Leadership People HumanityOne of my best friends became a father this past weekend. As a result, I got a special treat: I got to hold a little baby who was only a few hours old. I’ve had this privilege a few times in my life – including two of my own – and the experience always overwhelms me. The delicate beauty. The utter innocence. The sheer humanity.

There is so much to marvel at with a newborn in your arms. The biological masterpiece. The elegant design. The unparalleled engineering of the human body. I’m taken by their tiny features and strive to comprehend how this little creature will one day be a full-grown person. It’s hard to imagine holding in my hands the genesis of a human life. It’s like getting to peek at the first paragraph of some great literary work before the rest of it is even written.

What a story she will be.

For within that fragile body stirs a soul that will sprout thoughts and desires and ideas and fears and hopes and emotions and dreams.

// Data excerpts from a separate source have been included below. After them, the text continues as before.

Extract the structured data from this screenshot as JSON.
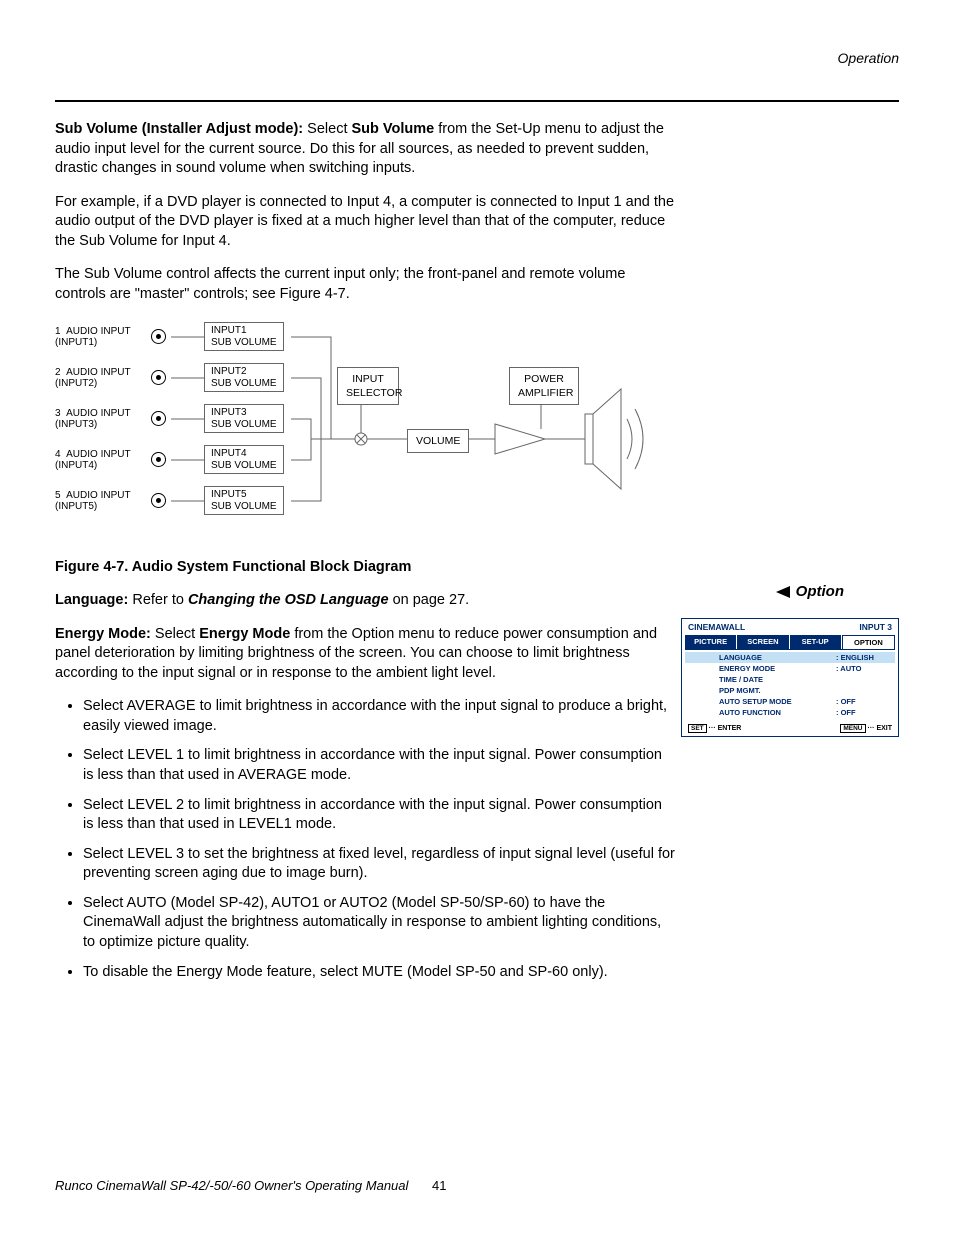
{
  "header": {
    "section": "Operation"
  },
  "body": {
    "para1_b1": "Sub Volume (Installer Adjust mode): ",
    "para1_t1": "Select ",
    "para1_b2": "Sub Volume",
    "para1_t2": " from the Set-Up menu to adjust the audio input level for the current source. Do this for all sources, as needed to prevent sudden, drastic changes in sound volume when switching inputs.",
    "para2": "For example, if a DVD player is connected to Input 4, a computer is connected to Input 1 and the audio output of the DVD player is fixed at a much higher level than that of the computer, reduce the Sub Volume for Input 4.",
    "para3": "The Sub Volume control affects the current input only; the front-panel and remote volume controls are \"master\" controls; see Figure 4-7.",
    "fig_caption": "Figure 4-7. Audio System Functional Block Diagram",
    "lang_b": "Language: ",
    "lang_t1": "Refer to ",
    "lang_ib": "Changing the OSD Language",
    "lang_t2": " on page 27.",
    "energy_b": "Energy Mode: ",
    "energy_t1": "Select ",
    "energy_b2": "Energy Mode",
    "energy_t2": " from the Option menu to reduce power consumption and panel deterioration by limiting brightness of the screen. You can choose to limit brightness according to the input signal or in response to the ambient light level.",
    "bullets": [
      "Select AVERAGE to limit brightness in accordance with the input signal to produce a bright, easily viewed image.",
      "Select LEVEL 1 to limit brightness in accordance with the input signal. Power consumption is less than that used in AVERAGE mode.",
      "Select LEVEL 2 to limit brightness in accordance with the input signal. Power consumption is less than that used in LEVEL1 mode.",
      "Select LEVEL 3 to set the brightness at fixed level, regardless of input signal level (useful for preventing screen aging due to image burn).",
      "Select AUTO (Model SP-42), AUTO1 or AUTO2 (Model SP-50/SP-60) to have the CinemaWall adjust the brightness automatically in response to ambient lighting conditions, to optimize picture quality.",
      "To disable the Energy Mode feature, select MUTE (Model SP-50 and SP-60 only)."
    ]
  },
  "diagram": {
    "inputs": [
      {
        "n": "1",
        "l1": "AUDIO INPUT",
        "l2": "(INPUT1)",
        "s1": "INPUT1",
        "s2": "SUB VOLUME"
      },
      {
        "n": "2",
        "l1": "AUDIO INPUT",
        "l2": "(INPUT2)",
        "s1": "INPUT2",
        "s2": "SUB VOLUME"
      },
      {
        "n": "3",
        "l1": "AUDIO INPUT",
        "l2": "(INPUT3)",
        "s1": "INPUT3",
        "s2": "SUB VOLUME"
      },
      {
        "n": "4",
        "l1": "AUDIO INPUT",
        "l2": "(INPUT4)",
        "s1": "INPUT4",
        "s2": "SUB VOLUME"
      },
      {
        "n": "5",
        "l1": "AUDIO INPUT",
        "l2": "(INPUT5)",
        "s1": "INPUT5",
        "s2": "SUB VOLUME"
      }
    ],
    "selector": "INPUT SELECTOR",
    "volume": "VOLUME",
    "amp": "POWER AMPLIFIER"
  },
  "sidebar": {
    "option": "Option"
  },
  "osd": {
    "title": "CINEMAWALL",
    "input": "INPUT 3",
    "tabs": [
      "PICTURE",
      "SCREEN",
      "SET-UP",
      "OPTION"
    ],
    "rows": [
      {
        "k": "LANGUAGE",
        "v": ": ENGLISH",
        "hi": true
      },
      {
        "k": "ENERGY MODE",
        "v": ": AUTO"
      },
      {
        "k": "TIME / DATE",
        "v": ""
      },
      {
        "k": "PDP MGMT.",
        "v": ""
      },
      {
        "k": "AUTO SETUP MODE",
        "v": ": OFF"
      },
      {
        "k": "AUTO FUNCTION",
        "v": ": OFF"
      }
    ],
    "foot_l_tag": "SET",
    "foot_l": "··· ENTER",
    "foot_r_tag": "MENU",
    "foot_r": "··· EXIT"
  },
  "footer": {
    "title": "Runco CinemaWall SP-42/-50/-60 Owner's Operating Manual",
    "page": "41"
  }
}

She will live a new, unique life, a life no one has ever lived. It will be hers, and her’s alone.  She will touch other people and be touched; she’ll succeed and fail; she’ll create and destroy. She’ll laugh. She’ll love. She’ll live.

And in doing so – in small ways and big – she will change the course of history.

So what do I take away from that experience? A simple reminder that every one of us was once that little baby. Every person you encounter today. Every colleague you work with. All the strangers, acquaintances, friends, and relatives you touch today – we were all that little baby.

When you see a person today, try to remember they’re someone’s child, someone’s brother or sister, a kid’s mom or dad, somebody’s best friend – they are someone to someone. They’re a walking bundle of dreams and hopes and fears and beliefs and passions – and, for better or worse, they are changing the world today.

And so are you.

Who will you marvel at today?

11 thoughts on “What's So Important About People?”

  1. That really gets to the heart of the matter. We forget how remarkable we all are. There will never be another one of any of us. Each time we meet each other is like a snow flake, they are all different, and unique.